Maria è restata 53 giorni in quell’inferno: comunicare con l’esterno è pressoché impossibile, occorre l’autorizzazione del prefetto anche per parlare da dietro le sbarre. Libera con un decreto di espulsione in tasca, Maria tenta di continuare una battaglia iniziata prima del suo fermo: torna a Catania e denuncia il proprio convivente, alcolista e manesco, per le percosse e le violenze continuamente subite. Vuole essere protetta dal suo uomo, dopo essere fuggita da un marito che nel suo paese le infliggeva trattamenti altrettanto umilianti, ma i suoi bisogni e i suoi disagi contano poco per la legge italiana. La sua libertà dura meno di due giorni, a Catania la ascoltano, si accorgono che è senza documenti e che ha un decreto di espulsione, la rispediscono nel cpt. Altri 25 giorni di tentativi, poi una chiamata l’altro ieri notte: «Ho saputo che mi riportano domani in Bulgaria. Se mi trova mio marito mi ammazza. Aiutatemi». Non c’è nulla da fare, l’avvocato, gli operatori di Msf e del Collettivo antirazzista di Ragusa e Catania riescono a malapena a scambiare qualche parola con lei, poi il veicolo che la porta verso l’aeroporto se ne va.

Chi opera nei pressi nel centro chiede aiuto, si sente dimenticato e dichiara che a Ragusa continuano, nell’indifferenza, ad avvenire cose inaudite.

Ma l’intero fronte dei cpt è sotto i riflettori. La commissione ispettiva voluta dal ministro Amato è stata l’altro ieri a Torino. Il locale centro di via Brunelleschi, da sempre in condizioni di degrado doveva essere rammodernato. C’è un progetto approvato - risalente al precedente governo - che stanziava 12 milioni di euro per ricostruirlo ex novo, alla faccia delle esigenze di risparmio e di rigore. Dopo aver sentito le realtà che operano nel territorio, Staffan De Mistura, che presiede la commissione, ha chiesto al governo una moratoria: nessuna decisione deve essere presa prima delle conclusioni della commissione.

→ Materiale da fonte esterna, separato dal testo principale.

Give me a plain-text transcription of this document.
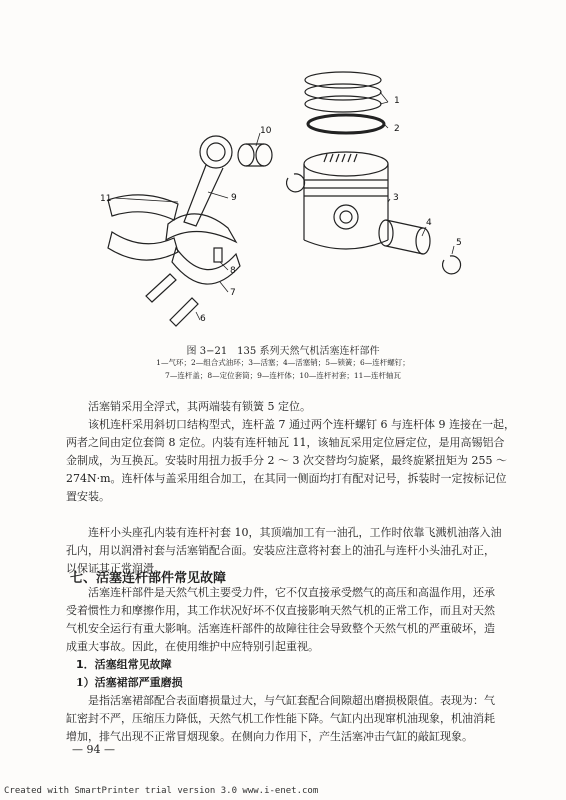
1
2
3
4
5
6
7
8
9
10
11
图 3−21　135 系列天然气机活塞连杆部件
1—气环；2—组合式油环；3—活塞；4—活塞销；5—锁簧；6—连杆螺钉；
7—连杆盖；8—定位套筒；9—连杆体；10—连杆衬套；11—连杆轴瓦

活塞销采用全浮式，其两端装有锁簧 5 定位。

该机连杆采用斜切口结构型式，连杆盖 7 通过两个连杆螺钉 6 与连杆体 9 连接在一起，
两者之间由定位套筒 8 定位。内装有连杆轴瓦 11，该轴瓦采用定位唇定位，是用高锡铝合
金制成，为互换瓦。安装时用扭力扳手分 2 ～ 3 次交替均匀旋紧，最终旋紧扭矩为 255 ～
274N·m。连杆体与盖采用组合加工，在其同一侧面均打有配对记号，拆装时一定按标记位
置安装。

连杆小头座孔内装有连杆衬套 10，其顶端加工有一油孔，工作时依靠飞溅机油落入油
孔内，用以润滑衬套与活塞销配合面。安装应注意将衬套上的油孔与连杆小头油孔对正，
以保证其正常润滑。

七、活塞连杆部件常见故障

活塞连杆部件是天然气机主要受力件，它不仅直接承受燃气的高压和高温作用，还承
受着惯性力和摩擦作用，其工作状况好坏不仅直接影响天然气机的正常工作，而且对天然
气机安全运行有重大影响。活塞连杆部件的故障往往会导致整个天然气机的严重破坏，造
成重大事故。因此，在使用维护中应特别引起重视。

1．活塞组常见故障
1）活塞裙部严重磨损

是指活塞裙部配合表面磨损量过大，与气缸套配合间隙超出磨损极限值。表现为：气
缸密封不严，压缩压力降低，天然气机工作性能下降。气缸内出现窜机油现象，机油消耗
增加，排气出现不正常冒烟现象。在侧向力作用下，产生活塞冲击气缸的敲缸现象。

— 94 —
Created with SmartPrinter trial version 3.0 www.i-enet.com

Accadono anche altri fatti che mettono in luce l’incuria e la chiusura burocratica nei confronti di chi viene a cercare un futuro nel nostro paese. A Palazzo S. Gervaso (in provincia di Potenza) esiste l’unico vero centro di accoglienza per i lavoratori migranti nell’agricoltura, ma gli scarsi fondi a disposizione del comune non permettono di fornire grandi prestazioni. Sono intervenute le forze dell’ordine con una retata: controllo dei documenti, sei persone fermate perché irregolari, 5 rilasciate con il decreto di espulsione, uno fermato perché già espulso. Oggi verrà emanata una ordinanza che porta alla chiusura del campo. Una scelta obbligata e in parte motivata, ma uno spazio in meno.